Since 2011, Santos has been president of Kmanek Haburas Unidade Nasional Timor Oan (KHUNTO), with her husband José dos Santos "Naimori" Bucar serving as the party's supreme leader. The party is closely linked with the Kmanek Oan Rai Klaran (KORK) ritual arts group, of which Naimori is the leader. The party runs on an anti-corruption platform and draws its support largely from young, rural voters with connections to martial arts groups.

In KHUNTO's electoral debut in the 2012 parliamentary election, the party won 2.97% of the popular vote, just short of the 3% electoral threshold to earn seats in Timor-Leste's National Parliament. In the 2017 parliamentary election, KHUNTO won 6.5 of votes and five seats in parliament, including Santos, who topped KHUNTO's party list. In parliament, Santos served as vice chair of the infrastructure, transport, and communications committee and as a member of the economic affairs and development committee.

Following the 2017 election, KHUNTO played the role of kingmaker in the subsequent negotiations to form a new government. Initially forming a deal with Fretilin—the first-placing party in the election—and the Democratic Party, KHUNTO backed out at the last minute, eliminating new Prime Minister Mari Alkatiri's parliamentary majority. In January 2018, President Francisco Guterres dissolved the parliament and called for new elections.

In the 2018 parliamentary election, KHUNTO ran as part of the Alliance for Change and Progress (AMP), along with the National Congress for Timorese Reconstruction (CNRT) and the People's Liberation Party (PLP). On election day, the AMP received nearly half of the popular vote and won a 34-seat majority of seats in parliament. Santos, who was placed third on the AMP's candidate list, was re-elected to parliament. On 22 June 2018, she was sworn in as Minister of Social Solidarity and Inclusion in the VIII Constitutional Government. Upon becoming a minister, she vacated her seat in parliament, in accordance with Timor-Leste's election law.
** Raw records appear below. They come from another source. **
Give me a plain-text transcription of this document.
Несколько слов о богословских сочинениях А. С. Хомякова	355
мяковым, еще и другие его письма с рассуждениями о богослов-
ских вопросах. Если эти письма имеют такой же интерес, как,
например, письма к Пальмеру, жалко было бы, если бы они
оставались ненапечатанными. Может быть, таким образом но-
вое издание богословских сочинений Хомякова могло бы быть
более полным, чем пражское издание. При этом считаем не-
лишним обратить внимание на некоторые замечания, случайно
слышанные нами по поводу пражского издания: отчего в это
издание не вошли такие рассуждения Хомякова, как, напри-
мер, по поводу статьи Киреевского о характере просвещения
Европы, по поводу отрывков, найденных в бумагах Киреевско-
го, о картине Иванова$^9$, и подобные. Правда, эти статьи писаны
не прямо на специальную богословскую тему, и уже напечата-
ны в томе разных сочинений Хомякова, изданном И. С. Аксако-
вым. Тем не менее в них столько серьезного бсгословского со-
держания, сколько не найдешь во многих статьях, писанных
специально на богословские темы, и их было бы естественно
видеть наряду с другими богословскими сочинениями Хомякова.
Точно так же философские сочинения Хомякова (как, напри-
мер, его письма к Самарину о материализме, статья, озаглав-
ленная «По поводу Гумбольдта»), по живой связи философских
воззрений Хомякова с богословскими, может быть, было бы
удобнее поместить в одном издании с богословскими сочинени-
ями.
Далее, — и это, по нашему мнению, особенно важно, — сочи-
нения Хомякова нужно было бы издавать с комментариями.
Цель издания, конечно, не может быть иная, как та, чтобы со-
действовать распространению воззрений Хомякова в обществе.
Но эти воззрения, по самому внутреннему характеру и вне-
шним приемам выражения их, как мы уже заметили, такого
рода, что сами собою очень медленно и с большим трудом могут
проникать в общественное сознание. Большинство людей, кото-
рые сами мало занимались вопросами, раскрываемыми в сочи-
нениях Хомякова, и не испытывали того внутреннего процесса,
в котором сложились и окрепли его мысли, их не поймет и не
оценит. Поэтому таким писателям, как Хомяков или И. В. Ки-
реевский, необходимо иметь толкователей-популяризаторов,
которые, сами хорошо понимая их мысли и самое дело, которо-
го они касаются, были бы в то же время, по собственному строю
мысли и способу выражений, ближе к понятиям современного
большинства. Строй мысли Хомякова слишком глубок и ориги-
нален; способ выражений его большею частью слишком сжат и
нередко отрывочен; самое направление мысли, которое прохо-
In March 2020, at KHUNTO's second national congress, Santos was reelected as the party's president for the period of 2020 to 2024.

Following a breakdown of the AMP alliance in the first months of 2020, the CNRT—the leading party in the coalition—decided on 30 April 2020 that its members serving in the VIII Constitutional Government would resign their positions. KHUNTO and the PLP remained in the government and went on to form a new coalition with Fretilin and the Democratic Party on 12 May 2020. Santos retained her position as Minister of Social Solidarity and Inclusion and was inaugurated on 29 May 2020 as one of two new Deputy Prime Ministers, along with José Reis of Fretilin.

While serving in the VIII Constitutional Government, Santos ran as KHUNTO's candidate in the 2022 presidential election. In an analysis published by the University of Melbourne in Australia, she was described as "an enigmatic candidate... [whose] gender, socio-economic status and rural background mark her out as an outsider from the usual Dili political and civil society elite." During the campaign, Santos was the subject of mockery on social media after she objected to a requirement that the national presidential debate be conducted in Portuguese. She pointed out that neither she, nor the majority of Timor-Leste's population, would be able to participate in or even understand such a debate. On election day, Santos won 56,690 votes (8.7% of the total), finishing third after José Ramos-Horta (CNRT) and Francisco Guterres (Fretilin).

In the 2023 parliamentary election, KHUNTO won 7.5% of the vote and five seats in the National Parliament. Santos was first on KHUNTO's candidate list and was a member-elect following the election, but did not take her seat in parliament. Her tenure as Deputy Prime Minister and minister ended when the new IX Constitutional Government took office on 1 July 2023. In April 2024, Santos was re-elected as president of KHUNTO at the party's fourth national congress.

On 24 May 2026, KHUNTO announced that it had nominated Santos as its candidate in the 2027 presidential election.